Souls, glitches or just plain evil intent.
I had a conversation the other day with other DeFT team members about whether technological gadgets have souls. Don’t be silly they said. They are just pieces of metal stuck together, or objects. Does a chair have a soul- or this bottle?
The conversation stemmed from an experience I had had recently with our cutting edge technology. I had taken an ipod to one of our schools to experiment with a QR code reader. QRs are central to this teacher’s project. I had downloaded a QR app onto the contraption. This was a marathon in itself because the name and password I entered refused to be recognised until I threatened the machine with expulsion through a glass window. When it finally downloaded, the QR reader worked perfectly- probably because the devise was still reeling from the strict talking to. It swung its little red line over our DeFT QR code, and with a cute little beep revealed our blog website. Fine, I said, you’ll do.

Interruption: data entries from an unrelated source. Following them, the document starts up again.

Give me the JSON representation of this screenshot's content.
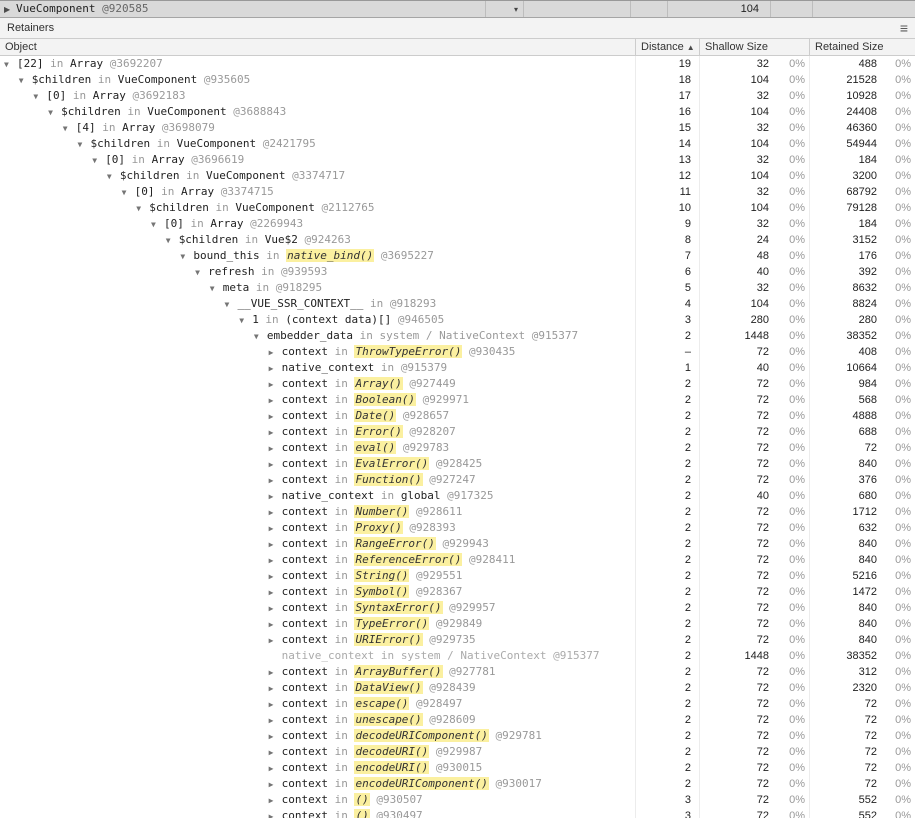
{
  "glyphs": {
    "expanded": "▼",
    "collapsed": "▶",
    "sort_ascending": "▲",
    "menu": "≡",
    "caret": "▾"
  },
  "top_pane": {
    "arrow": "▶",
    "constructor": "VueComponent",
    "id": "@920585",
    "shallow_size": "104"
  },
  "retainers_bar": {
    "title": "Retainers"
  },
  "table": {
    "headers": {
      "object": "Object",
      "distance": "Distance",
      "shallow": "Shallow Size",
      "retained": "Retained Size"
    },
    "separator": "in",
    "rows": [
      {
        "indent": 0,
        "arrow": "expanded",
        "name": "[22]",
        "target": "Array",
        "target_style": "plain",
        "id": "@3692207",
        "distance": "19",
        "shallow": "32",
        "shallow_pct": "0%",
        "retained": "488",
        "retained_pct": "0%"
      },
      {
        "indent": 1,
        "arrow": "expanded",
        "name": "$children",
        "target": "VueComponent",
        "target_style": "plain",
        "id": "@935605",
        "distance": "18",
        "shallow": "104",
        "shallow_pct": "0%",
        "retained": "21528",
        "retained_pct": "0%"
      },
      {
        "indent": 2,
        "arrow": "expanded",
        "name": "[0]",
        "target": "Array",
        "target_style": "plain",
        "id": "@3692183",
        "distance": "17",
        "shallow": "32",
        "shallow_pct": "0%",
        "retained": "10928",
        "retained_pct": "0%"
      },
      {
        "indent": 3,
        "arrow": "expanded",
        "name": "$children",
        "target": "VueComponent",
        "target_style": "plain",
        "id": "@3688843",
        "distance": "16",
        "shallow": "104",
        "shallow_pct": "0%",
        "retained": "24408",
        "retained_pct": "0%"
      },
      {
        "indent": 4,
        "arrow": "expanded",
        "name": "[4]",
        "target": "Array",
        "target_style": "plain",
        "id": "@3698079",
        "distance": "15",
        "shallow": "32",
        "shallow_pct": "0%",
        "retained": "46360",
        "retained_pct": "0%"
      },
      {
        "indent": 5,
        "arrow": "expanded",
        "name": "$children",
        "target": "VueComponent",
        "target_style": "plain",
        "id": "@2421795",
        "distance": "14",
        "shallow": "104",
        "shallow_pct": "0%",
        "retained": "54944",
        "retained_pct": "0%"
      },
      {
        "indent": 6,
        "arrow": "expanded",
        "name": "[0]",
        "target": "Array",
        "target_style": "plain",
        "id": "@3696619",
        "distance": "13",
        "shallow": "32",
        "shallow_pct": "0%",
        "retained": "184",
        "retained_pct": "0%"
      },
      {
        "indent": 7,
        "arrow": "expanded",
        "name": "$children",
        "target": "VueComponent",
        "target_style": "plain",
        "id": "@3374717",
        "distance": "12",
        "shallow": "104",
        "shallow_pct": "0%",
        "retained": "3200",
        "retained_pct": "0%"
      },
      {
        "indent": 8,
        "arrow": "expanded",
        "name": "[0]",
        "target": "Array",
        "target_style": "plain",
        "id": "@3374715",
        "distance": "11",
        "shallow": "32",
        "shallow_pct": "0%",
        "retained": "68792",
        "retained_pct": "0%"
      },
      {
        "indent": 9,
        "arrow": "expanded",
        "name": "$children",
        "target": "VueComponent",
        "target_style": "plain",
        "id": "@2112765",
        "distance": "10",
        "shallow": "104",
        "shallow_pct": "0%",
        "retained": "79128",
        "retained_pct": "0%"
      },
      {
        "indent": 10,
        "arrow": "expanded",
        "name": "[0]",
        "target": "Array",
        "target_style": "plain",
        "id": "@2269943",
        "distance": "9",
        "shallow": "32",
        "shallow_pct": "0%",
        "retained": "184",
        "retained_pct": "0%"
      },
      {
        "indent": 11,
        "arrow": "expanded",
        "name": "$children",
        "target": "Vue$2",
        "target_style": "plain",
        "id": "@924263",
        "distance": "8",
        "shallow": "24",
        "shallow_pct": "0%",
        "retained": "3152",
        "retained_pct": "0%"
      },
      {
        "indent": 12,
        "arrow": "expanded",
        "name": "bound_this",
        "target": "native_bind()",
        "target_style": "highlight",
        "id": "@3695227",
        "distance": "7",
        "shallow": "48",
        "shallow_pct": "0%",
        "retained": "176",
        "retained_pct": "0%"
      },
      {
        "indent": 13,
        "arrow": "expanded",
        "name": "refresh",
        "target": "",
        "target_style": "",
        "id": "@939593",
        "distance": "6",
        "shallow": "40",
        "shallow_pct": "0%",
        "retained": "392",
        "retained_pct": "0%"
      },
      {
        "indent": 14,
        "arrow": "expanded",
        "name": "meta",
        "target": "",
        "target_style": "",
        "id": "@918295",
        "distance": "5",
        "shallow": "32",
        "shallow_pct": "0%",
        "retained": "8632",
        "retained_pct": "0%"
      },
      {
        "indent": 15,
        "arrow": "expanded",
        "name": "__VUE_SSR_CONTEXT__",
        "target": "",
        "target_style": "",
        "id": "@918293",
        "distance": "4",
        "shallow": "104",
        "shallow_pct": "0%",
        "retained": "8824",
        "retained_pct": "0%"
      },
      {
        "indent": 16,
        "arrow": "expanded",
        "name": "1",
        "target": "(context data)[]",
        "target_style": "plain",
        "id": "@946505",
        "distance": "3",
        "shallow": "280",
        "shallow_pct": "0%",
        "retained": "280",
        "retained_pct": "0%"
      },
      {
        "indent": 17,
        "arrow": "expanded",
        "name": "embedder_data",
        "target": "system / NativeContext",
        "target_style": "gray",
        "id": "@915377",
        "distance": "2",
        "shallow": "1448",
        "shallow_pct": "0%",
        "retained": "38352",
        "retained_pct": "0%"
      },
      {
        "indent": 18,
        "arrow": "collapsed",
        "name": "context",
        "target": "ThrowTypeError()",
        "target_style": "highlight",
        "id": "@930435",
        "distance": "–",
        "shallow": "72",
        "shallow_pct": "0%",
        "retained": "408",
        "retained_pct": "0%"
      },
      {
        "indent": 18,
        "arrow": "collapsed",
        "name": "native_context",
        "target": "",
        "target_style": "",
        "id": "@915379",
        "distance": "1",
        "shallow": "40",
        "shallow_pct": "0%",
        "retained": "10664",
        "retained_pct": "0%"
      },
      {
        "indent": 18,
        "arrow": "collapsed",
        "name": "context",
        "target": "Array()",
        "target_style": "highlight",
        "id": "@927449",
        "distance": "2",
        "shallow": "72",
        "shallow_pct": "0%",
        "retained": "984",
        "retained_pct": "0%"
      },
      {
        "indent": 18,
        "arrow": "collapsed",
        "name": "context",
        "target": "Boolean()",
        "target_style": "highlight",
        "id": "@929971",
        "distance": "2",
        "shallow": "72",
        "shallow_pct": "0%",
        "retained": "568",
        "retained_pct": "0%"
      },
      {
        "indent": 18,
        "arrow": "collapsed",
        "name": "context",
        "target": "Date()",
        "target_style": "highlight",
        "id": "@928657",
        "distance": "2",
        "shallow": "72",
        "shallow_pct": "0%",
        "retained": "4888",
        "retained_pct": "0%"
      },
      {
        "indent": 18,
        "arrow": "collapsed",
        "name": "context",
        "target": "Error()",
        "target_style": "highlight",
        "id": "@928207",
        "distance": "2",
        "shallow": "72",
        "shallow_pct": "0%",
        "retained": "688",
        "retained_pct": "0%"
      },
      {
        "indent": 18,
        "arrow": "collapsed",
        "name": "context",
        "target": "eval()",
        "target_style": "highlight",
        "id": "@929783",
        "distance": "2",
        "shallow": "72",
        "shallow_pct": "0%",
        "retained": "72",
        "retained_pct": "0%"
      },
      {
        "indent": 18,
        "arrow": "collapsed",
        "name": "context",
        "target": "EvalError()",
        "target_style": "highlight",
        "id": "@928425",
        "distance": "2",
        "shallow": "72",
        "shallow_pct": "0%",
        "retained": "840",
        "retained_pct": "0%"
      },
      {
        "indent": 18,
        "arrow": "collapsed",
        "name": "context",
        "target": "Function()",
        "target_style": "highlight",
        "id": "@927247",
        "distance": "2",
        "shallow": "72",
        "shallow_pct": "0%",
        "retained": "376",
        "retained_pct": "0%"
      },
      {
        "indent": 18,
        "arrow": "collapsed",
        "name": "native_context",
        "target": "global",
        "target_style": "plain",
        "id": "@917325",
        "distance": "2",
        "shallow": "40",
        "shallow_pct": "0%",
        "retained": "680",
        "retained_pct": "0%"
      },
      {
        "indent": 18,
        "arrow": "collapsed",
        "name": "context",
        "target": "Number()",
        "target_style": "highlight",
        "id": "@928611",
        "distance": "2",
        "shallow": "72",
        "shallow_pct": "0%",
        "retained": "1712",
        "retained_pct": "0%"
      },
      {
        "indent": 18,
        "arrow": "collapsed",
        "name": "context",
        "target": "Proxy()",
        "target_style": "highlight",
        "id": "@928393",
        "distance": "2",
        "shallow": "72",
        "shallow_pct": "0%",
        "retained": "632",
        "retained_pct": "0%"
      },
      {
        "indent": 18,
        "arrow": "collapsed",
        "name": "context",
        "target": "RangeError()",
        "target_style": "highlight",
        "id": "@929943",
        "distance": "2",
        "shallow": "72",
        "shallow_pct": "0%",
        "retained": "840",
        "retained_pct": "0%"
      },
      {
        "indent": 18,
        "arrow": "collapsed",
        "name": "context",
        "target": "ReferenceError()",
        "target_style": "highlight",
        "id": "@928411",
        "distance": "2",
        "shallow": "72",
        "shallow_pct": "0%",
        "retained": "840",
        "retained_pct": "0%"
      },
      {
        "indent": 18,
        "arrow": "collapsed",
        "name": "context",
        "target": "String()",
        "target_style": "highlight",
        "id": "@929551",
        "distance": "2",
        "shallow": "72",
        "shallow_pct": "0%",
        "retained": "5216",
        "retained_pct": "0%"
      },
      {
        "indent": 18,
        "arrow": "collapsed",
        "name": "context",
        "target": "Symbol()",
        "target_style": "highlight",
        "id": "@928367",
        "distance": "2",
        "shallow": "72",
        "shallow_pct": "0%",
        "retained": "1472",
        "retained_pct": "0%"
      },
      {
        "indent": 18,
        "arrow": "collapsed",
        "name": "context",
        "target": "SyntaxError()",
        "target_style": "highlight",
        "id": "@929957",
        "distance": "2",
        "shallow": "72",
        "shallow_pct": "0%",
        "retained": "840",
        "retained_pct": "0%"
      },
      {
        "indent": 18,
        "arrow": "collapsed",
        "name": "context",
        "target": "TypeError()",
        "target_style": "highlight",
        "id": "@929849",
        "distance": "2",
        "shallow": "72",
        "shallow_pct": "0%",
        "retained": "840",
        "retained_pct": "0%"
      },
      {
        "indent": 18,
        "arrow": "collapsed",
        "name": "context",
        "target": "URIError()",
        "target_style": "highlight",
        "id": "@929735",
        "distance": "2",
        "shallow": "72",
        "shallow_pct": "0%",
        "retained": "840",
        "retained_pct": "0%"
      },
      {
        "indent": 18,
        "arrow": "none",
        "name": "native_context",
        "target": "system / NativeContext",
        "target_style": "gray",
        "id": "@915377",
        "gray": true,
        "distance": "2",
        "shallow": "1448",
        "shallow_pct": "0%",
        "retained": "38352",
        "retained_pct": "0%"
      },
      {
        "indent": 18,
        "arrow": "collapsed",
        "name": "context",
        "target": "ArrayBuffer()",
        "target_style": "highlight",
        "id": "@927781",
        "distance": "2",
        "shallow": "72",
        "shallow_pct": "0%",
        "retained": "312",
        "retained_pct": "0%"
      },
      {
        "indent": 18,
        "arrow": "collapsed",
        "name": "context",
        "target": "DataView()",
        "target_style": "highlight",
        "id": "@928439",
        "distance": "2",
        "shallow": "72",
        "shallow_pct": "0%",
        "retained": "2320",
        "retained_pct": "0%"
      },
      {
        "indent": 18,
        "arrow": "collapsed",
        "name": "context",
        "target": "escape()",
        "target_style": "highlight",
        "id": "@928497",
        "distance": "2",
        "shallow": "72",
        "shallow_pct": "0%",
        "retained": "72",
        "retained_pct": "0%"
      },
      {
        "indent": 18,
        "arrow": "collapsed",
        "name": "context",
        "target": "unescape()",
        "target_style": "highlight",
        "id": "@928609",
        "distance": "2",
        "shallow": "72",
        "shallow_pct": "0%",
        "retained": "72",
        "retained_pct": "0%"
      },
      {
        "indent": 18,
        "arrow": "collapsed",
        "name": "context",
        "target": "decodeURIComponent()",
        "target_style": "highlight",
        "id": "@929781",
        "distance": "2",
        "shallow": "72",
        "shallow_pct": "0%",
        "retained": "72",
        "retained_pct": "0%"
      },
      {
        "indent": 18,
        "arrow": "collapsed",
        "name": "context",
        "target": "decodeURI()",
        "target_style": "highlight",
        "id": "@929987",
        "distance": "2",
        "shallow": "72",
        "shallow_pct": "0%",
        "retained": "72",
        "retained_pct": "0%"
      },
      {
        "indent": 18,
        "arrow": "collapsed",
        "name": "context",
        "target": "encodeURI()",
        "target_style": "highlight",
        "id": "@930015",
        "distance": "2",
        "shallow": "72",
        "shallow_pct": "0%",
        "retained": "72",
        "retained_pct": "0%"
      },
      {
        "indent": 18,
        "arrow": "collapsed",
        "name": "context",
        "target": "encodeURIComponent()",
        "target_style": "highlight",
        "id": "@930017",
        "distance": "2",
        "shallow": "72",
        "shallow_pct": "0%",
        "retained": "72",
        "retained_pct": "0%"
      },
      {
        "indent": 18,
        "arrow": "collapsed",
        "name": "context",
        "target": "()",
        "target_style": "highlight",
        "id": "@930507",
        "distance": "3",
        "shallow": "72",
        "shallow_pct": "0%",
        "retained": "552",
        "retained_pct": "0%"
      },
      {
        "indent": 18,
        "arrow": "collapsed",
        "name": "context",
        "target": "()",
        "target_style": "highlight",
        "id": "@930497",
        "distance": "3",
        "shallow": "72",
        "shallow_pct": "0%",
        "retained": "552",
        "retained_pct": "0%"
      }
    ]
  }
}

But on the way to Halfway it changed its mind. Unaware of this, I met Guy and Rob, and proudly presented ipod with app ready to go. But it would not work. These two highly technical people spent quite a long time trying to persuade it to cooperate, holding it expectantly over a selection of QR codes- but to no avail. In the end I had to bring it back in disgrace. I will talk to Anna about it, I said firmly. On the way back it must have heard, because back at base camp it worked perfectly again.
Now if I had been on my own with that thing- the ipod- I would have thought it was me. Something in the way I touched it was wrong: un-technological. However because I had witnesses and fellow victims, I can only deduce that the contraption was in a bad mood, and did not want to play.
Ah said Richard. It was probably because it was a shiny QR code.
These positivist non believers always look for a practical cause.